AWS Big Data Blog
Implement column-level encryption to protect sensitive data in Amazon Redshift with AWS Glue and AWS Lambda user-defined functions
Amazon Redshift is a massively parallel processing (MPP), fully managed petabyte-scale data warehouse that makes it simple and cost-effective to analyze all your data using existing business intelligence tools.
When businesses are modernizing their data warehousing solutions to Amazon Redshift, implementing additional data protection mechanisms for sensitive data, such as personally identifiable information (PII) or protected health information (PHI), is a common requirement, especially for those in highly regulated industries with strict data security and privacy mandates. Amazon Redshift provides role-based access control, row-level security, column-level security, and dynamic data masking, along with other database security features to enable organizations to enforce fine-grained data security.
Security-sensitive applications often require column-level (or field-level) encryption to enforce fine-grained protection of sensitive data on top of the default server-side encryption (namely data encryption at rest). In other words, sensitive data should be always encrypted on disk and remain encrypted in memory, until users with proper permissions request to decrypt the data. Column-level encryption provides an additional layer of security to protect your sensitive data throughout system processing so that only certain users or applications can access it. This encryption ensures that only authorized principals that need the data, and have the required credentials to decrypt it, are able to do so.
In this post, we demonstrate how you can implement your own column-level encryption mechanism in Amazon Redshift using AWS Glue to encrypt sensitive data before loading data into Amazon Redshift, and using AWS Lambda as a user-defined function (UDF) in Amazon Redshift to decrypt the data using standard SQL statements.
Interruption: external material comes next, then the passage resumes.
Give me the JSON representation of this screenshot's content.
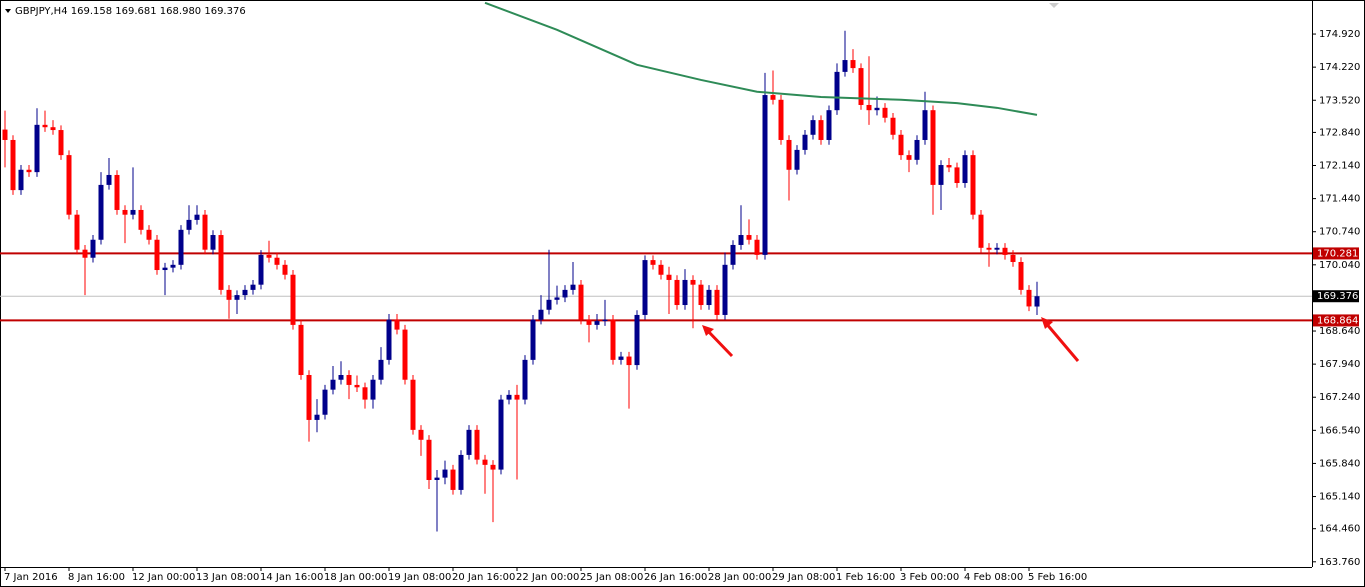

Lambda UDFs can be written in any of the programming languages supported by Lambda, such as Java, Go, PowerShell, Node.js, C#, Python, Ruby, or a custom runtime. You can use Lambda UDFs in any SQL statement such as SELECT, UPDATE, INSERT, or DELETE, and in any clause of the SQL statements where scalar functions are allowed.
Solution overview
The following diagram describes the solution architecture.
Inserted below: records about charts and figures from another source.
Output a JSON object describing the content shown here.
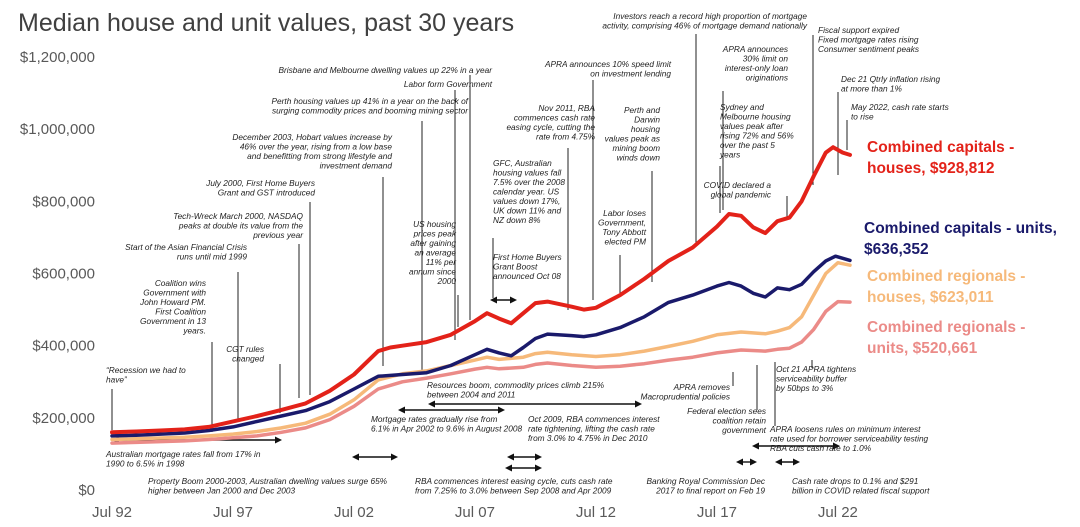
{
  "colors": {
    "houses_capitals": "#e32219",
    "units_capitals": "#1a1a6b",
    "houses_regionals": "#f6b97a",
    "units_regionals": "#eb8b88"
  },
  "chart_data": {
    "type": "line",
    "title": "Median house and unit values, past 30 years",
    "xlabel": "",
    "ylabel": "",
    "xticks": [
      "Jul 92",
      "Jul 97",
      "Jul 02",
      "Jul 07",
      "Jul 12",
      "Jul 17",
      "Jul 22"
    ],
    "yticks": [
      "$0",
      "$200,000",
      "$400,000",
      "$600,000",
      "$800,000",
      "$1,000,000",
      "$1,200,000"
    ],
    "xlim": [
      1992.5,
      2023.0
    ],
    "ylim": [
      0,
      1200000
    ],
    "grid": false,
    "series": [
      {
        "name": "Combined capitals - houses, $928,812",
        "color_key": "houses_capitals",
        "points": [
          [
            1992.5,
            160000
          ],
          [
            1993.5,
            162000
          ],
          [
            1994.5,
            165000
          ],
          [
            1995.5,
            168000
          ],
          [
            1996.5,
            175000
          ],
          [
            1997.5,
            190000
          ],
          [
            1998.5,
            205000
          ],
          [
            1999.5,
            222000
          ],
          [
            2000.5,
            240000
          ],
          [
            2001.5,
            275000
          ],
          [
            2002.5,
            320000
          ],
          [
            2003.5,
            385000
          ],
          [
            2004.0,
            395000
          ],
          [
            2004.5,
            400000
          ],
          [
            2005.5,
            410000
          ],
          [
            2006.5,
            430000
          ],
          [
            2007.5,
            468000
          ],
          [
            2008.0,
            490000
          ],
          [
            2008.5,
            475000
          ],
          [
            2009.0,
            462000
          ],
          [
            2009.5,
            490000
          ],
          [
            2010.0,
            518000
          ],
          [
            2010.5,
            522000
          ],
          [
            2011.5,
            508000
          ],
          [
            2012.0,
            500000
          ],
          [
            2012.5,
            505000
          ],
          [
            2013.5,
            540000
          ],
          [
            2014.5,
            585000
          ],
          [
            2015.5,
            635000
          ],
          [
            2016.5,
            672000
          ],
          [
            2017.5,
            730000
          ],
          [
            2018.0,
            765000
          ],
          [
            2018.5,
            760000
          ],
          [
            2019.0,
            728000
          ],
          [
            2019.5,
            712000
          ],
          [
            2020.0,
            745000
          ],
          [
            2020.5,
            755000
          ],
          [
            2021.0,
            800000
          ],
          [
            2021.5,
            870000
          ],
          [
            2022.0,
            935000
          ],
          [
            2022.3,
            950000
          ],
          [
            2022.7,
            935000
          ],
          [
            2023.0,
            928812
          ]
        ]
      },
      {
        "name": "Combined capitals - units, $636,352",
        "color_key": "units_capitals",
        "points": [
          [
            1992.5,
            150000
          ],
          [
            1993.5,
            152000
          ],
          [
            1994.5,
            155000
          ],
          [
            1995.5,
            158000
          ],
          [
            1996.5,
            165000
          ],
          [
            1997.5,
            175000
          ],
          [
            1998.5,
            190000
          ],
          [
            1999.5,
            205000
          ],
          [
            2000.5,
            220000
          ],
          [
            2001.5,
            245000
          ],
          [
            2002.5,
            280000
          ],
          [
            2003.5,
            315000
          ],
          [
            2004.5,
            320000
          ],
          [
            2005.5,
            325000
          ],
          [
            2006.5,
            345000
          ],
          [
            2007.5,
            375000
          ],
          [
            2008.0,
            390000
          ],
          [
            2008.5,
            380000
          ],
          [
            2009.0,
            372000
          ],
          [
            2009.5,
            395000
          ],
          [
            2010.0,
            420000
          ],
          [
            2010.5,
            432000
          ],
          [
            2011.5,
            428000
          ],
          [
            2012.0,
            425000
          ],
          [
            2012.5,
            430000
          ],
          [
            2013.5,
            450000
          ],
          [
            2014.5,
            480000
          ],
          [
            2015.5,
            520000
          ],
          [
            2016.5,
            540000
          ],
          [
            2017.5,
            565000
          ],
          [
            2018.0,
            575000
          ],
          [
            2018.5,
            565000
          ],
          [
            2019.0,
            545000
          ],
          [
            2019.5,
            535000
          ],
          [
            2020.0,
            560000
          ],
          [
            2020.5,
            555000
          ],
          [
            2021.0,
            570000
          ],
          [
            2021.5,
            605000
          ],
          [
            2022.0,
            635000
          ],
          [
            2022.4,
            648000
          ],
          [
            2023.0,
            636352
          ]
        ]
      },
      {
        "name": "Combined regionals - houses, $623,011",
        "color_key": "houses_regionals",
        "points": [
          [
            1992.5,
            140000
          ],
          [
            1993.5,
            142000
          ],
          [
            1994.5,
            144000
          ],
          [
            1995.5,
            146000
          ],
          [
            1996.5,
            150000
          ],
          [
            1997.5,
            155000
          ],
          [
            1998.5,
            162000
          ],
          [
            1999.5,
            172000
          ],
          [
            2000.5,
            185000
          ],
          [
            2001.5,
            210000
          ],
          [
            2002.5,
            250000
          ],
          [
            2003.5,
            305000
          ],
          [
            2004.5,
            322000
          ],
          [
            2005.5,
            330000
          ],
          [
            2006.5,
            345000
          ],
          [
            2007.5,
            360000
          ],
          [
            2008.0,
            368000
          ],
          [
            2008.5,
            362000
          ],
          [
            2009.5,
            368000
          ],
          [
            2010.0,
            378000
          ],
          [
            2010.5,
            382000
          ],
          [
            2011.5,
            375000
          ],
          [
            2012.5,
            370000
          ],
          [
            2013.5,
            375000
          ],
          [
            2014.5,
            385000
          ],
          [
            2015.5,
            398000
          ],
          [
            2016.5,
            412000
          ],
          [
            2017.5,
            430000
          ],
          [
            2018.5,
            438000
          ],
          [
            2019.5,
            433000
          ],
          [
            2020.0,
            440000
          ],
          [
            2020.5,
            450000
          ],
          [
            2021.0,
            480000
          ],
          [
            2021.5,
            540000
          ],
          [
            2022.0,
            600000
          ],
          [
            2022.5,
            630000
          ],
          [
            2023.0,
            623011
          ]
        ]
      },
      {
        "name": "Combined regionals - units, $520,661",
        "color_key": "units_regionals",
        "points": [
          [
            1992.5,
            130000
          ],
          [
            1993.5,
            132000
          ],
          [
            1994.5,
            134000
          ],
          [
            1995.5,
            136000
          ],
          [
            1996.5,
            140000
          ],
          [
            1997.5,
            145000
          ],
          [
            1998.5,
            150000
          ],
          [
            1999.5,
            160000
          ],
          [
            2000.5,
            172000
          ],
          [
            2001.5,
            195000
          ],
          [
            2002.5,
            232000
          ],
          [
            2003.5,
            280000
          ],
          [
            2004.5,
            300000
          ],
          [
            2005.5,
            310000
          ],
          [
            2006.5,
            322000
          ],
          [
            2007.5,
            335000
          ],
          [
            2008.0,
            340000
          ],
          [
            2008.5,
            336000
          ],
          [
            2009.5,
            340000
          ],
          [
            2010.0,
            348000
          ],
          [
            2010.5,
            352000
          ],
          [
            2011.5,
            345000
          ],
          [
            2012.5,
            340000
          ],
          [
            2013.5,
            343000
          ],
          [
            2014.5,
            350000
          ],
          [
            2015.5,
            360000
          ],
          [
            2016.5,
            368000
          ],
          [
            2017.5,
            380000
          ],
          [
            2018.5,
            388000
          ],
          [
            2019.5,
            385000
          ],
          [
            2020.0,
            390000
          ],
          [
            2020.5,
            393000
          ],
          [
            2021.0,
            410000
          ],
          [
            2021.5,
            445000
          ],
          [
            2022.0,
            495000
          ],
          [
            2022.5,
            522000
          ],
          [
            2023.0,
            520661
          ]
        ]
      }
    ],
    "legend": [
      {
        "lines": [
          "Combined capitals -",
          "houses, $928,812"
        ],
        "color_key": "houses_capitals"
      },
      {
        "lines": [
          "Combined capitals - units,",
          "$636,352"
        ],
        "color_key": "units_capitals"
      },
      {
        "lines": [
          "Combined regionals -",
          "houses, $623,011"
        ],
        "color_key": "houses_regionals"
      },
      {
        "lines": [
          "Combined regionals -",
          "units, $520,661"
        ],
        "color_key": "units_regionals"
      }
    ],
    "annotations": [
      {
        "lines": [
          "“Recession we had to",
          "have”"
        ]
      },
      {
        "lines": [
          "Australian mortgage rates fall from 17% in",
          "1990 to 6.5% in 1998"
        ]
      },
      {
        "lines": [
          "Coalition wins",
          "Government with",
          "John Howard PM.",
          "First Coalition",
          "Government in 13",
          "years."
        ]
      },
      {
        "lines": [
          "Start of the Asian Financial Crisis",
          "runs until mid 1999"
        ]
      },
      {
        "lines": [
          "CGT rules",
          "changed"
        ]
      },
      {
        "lines": [
          "Tech-Wreck March 2000, NASDAQ",
          "peaks at double its value from the",
          "previous year"
        ]
      },
      {
        "lines": [
          "July 2000, First Home Buyers",
          "Grant and GST introduced"
        ]
      },
      {
        "lines": [
          "December 2003, Hobart values increase by",
          "46% over the year, rising from a low base",
          "and benefitting from strong lifestyle and",
          "investment demand"
        ]
      },
      {
        "lines": [
          "Perth housing values up 41% in a year on the back of",
          "surging commodity prices and booming mining sector"
        ]
      },
      {
        "lines": [
          "Labor form Government"
        ]
      },
      {
        "lines": [
          "Brisbane and Melbourne dwelling values up 22% in a year"
        ]
      },
      {
        "lines": [
          "US housing",
          "prices peak",
          "after gaining",
          "an average",
          "11% per",
          "annum since",
          "2000"
        ]
      },
      {
        "lines": [
          "GFC, Australian",
          "housing values fall",
          "7.5% over the 2008",
          "calendar year.  US",
          "values down 17%,",
          "UK down 11% and",
          "NZ down 8%"
        ]
      },
      {
        "lines": [
          "First Home Buyers",
          "Grant Boost",
          "announced Oct 08"
        ]
      },
      {
        "lines": [
          "Nov 2011, RBA",
          "commences cash rate",
          "easing cycle, cutting the",
          "rate from 4.75%"
        ]
      },
      {
        "lines": [
          "APRA announces 10% speed limit",
          "on investment lending"
        ]
      },
      {
        "lines": [
          "Perth and",
          "Darwin",
          "housing",
          "values peak as",
          "mining boom",
          "winds down"
        ]
      },
      {
        "lines": [
          "Labor loses",
          "Government,",
          "Tony Abbott",
          "elected PM"
        ]
      },
      {
        "lines": [
          "Investors reach a record high proportion of mortgage",
          "activity, comprising 46% of mortgage demand nationally"
        ]
      },
      {
        "lines": [
          "APRA announces",
          "30% limit on",
          "interest-only loan",
          "originations"
        ]
      },
      {
        "lines": [
          "Sydney and",
          "Melbourne housing",
          "values peak after",
          "rising 72% and 56%",
          "over the past 5",
          "years"
        ]
      },
      {
        "lines": [
          "COVID declared a",
          "global pandemic"
        ]
      },
      {
        "lines": [
          "Fiscal support expired",
          "Fixed mortgage rates rising",
          "Consumer sentiment peaks"
        ]
      },
      {
        "lines": [
          "Dec 21 Qtrly inflation rising",
          "at more than 1%"
        ]
      },
      {
        "lines": [
          "May 2022, cash rate starts",
          "to rise"
        ]
      },
      {
        "lines": [
          "Resources boom, commodity prices climb 215%",
          "between 2004 and 2011"
        ]
      },
      {
        "lines": [
          "Mortgage rates gradually rise from",
          "6.1% in Apr 2002 to 9.6% in August 2008"
        ]
      },
      {
        "lines": [
          "Oct 2009, RBA commences interest",
          "rate tightening, lifting the cash rate",
          "from 3.0% to 4.75% in Dec 2010"
        ]
      },
      {
        "lines": [
          "APRA removes",
          "Macroprudential policies"
        ]
      },
      {
        "lines": [
          "Federal election sees",
          "coalition retain",
          "government"
        ]
      },
      {
        "lines": [
          "APRA loosens rules on minimum interest",
          "rate used for borrower serviceability testing",
          "RBA cuts cash rate to 1.0%"
        ]
      },
      {
        "lines": [
          "Oct 21 APRA tightens",
          "serviceability buffer",
          "by 50bps to 3%"
        ]
      },
      {
        "lines": [
          "Property Boom 2000-2003, Australian dwelling values surge 65%",
          "higher between Jan 2000 and Dec 2003"
        ]
      },
      {
        "lines": [
          "RBA commences interest easing cycle, cuts cash rate",
          "from 7.25% to 3.0% between Sep 2008 and Apr 2009"
        ]
      },
      {
        "lines": [
          "Banking Royal Commission Dec",
          "2017 to final report on Feb 19"
        ]
      },
      {
        "lines": [
          "Cash rate drops to 0.1% and  $291",
          "billion in COVID related fiscal support"
        ]
      }
    ]
  }
}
To illustrate how to set up this architecture, we walk you through the following steps:
- We upload a sample data file containing synthetic PII data to an Amazon Simple Storage Service (Amazon S3) bucket.
- A sample 256-bit data encryption key is generated and securely stored using AWS Secrets Manager.
- An AWS Glue job reads the data file from the S3 bucket, retrieves the data encryption key from Secrets Manager, performs data encryption for the PII columns, and loads the processed dataset into an Amazon Redshift table.
- We create a Lambda function to reference the same data encryption key from Secrets Manager, and implement data decryption logic for the received payload data.
- The Lambda function is registered as a Lambda UDF with a proper AWS Identity and Access Management (IAM) role that the Amazon Redshift cluster is authorized to assume.
- We can validate the data decryption functionality by issuing sample queries using Amazon Redshift Query Editor v2.0. You may optionally choose to test it with your own SQL client or business intelligence tools.
Prerequisites
To deploy the solution, make sure to complete the following prerequisites:
- Have an AWS account. For this post, you configure the required AWS resources using AWS CloudFormation in the
us-east-2
Region. - Have an IAM user with permissions to manage AWS resources including Amazon S3, AWS Glue, Amazon Redshift, Secrets Manager, Lambda, and AWS Cloud9.
Deploy the solution using AWS CloudFormation
Provision the required AWS resources using a CloudFormation template by completing the following steps:
- Sign in to your AWS account.
- Choose Launch Stack:
- Navigate to an AWS Region (for example,
us-east-2
). - For Stack name, enter a name for the stack or leave as default (
aws-blog-redshift-column-level-encryption
). - For RedshiftMasterUsername, enter a user name for the admin user account of the Amazon Redshift cluster or leave as default (
master
). - For RedshiftMasterUserPassword, enter a strong password for the admin user account of the Amazon Redshift cluster.
- Select I acknowledge that AWS CloudFormation might create IAM resources.
- Choose Create stack.
The CloudFormation stack creation process takes around 5–10 minutes to complete.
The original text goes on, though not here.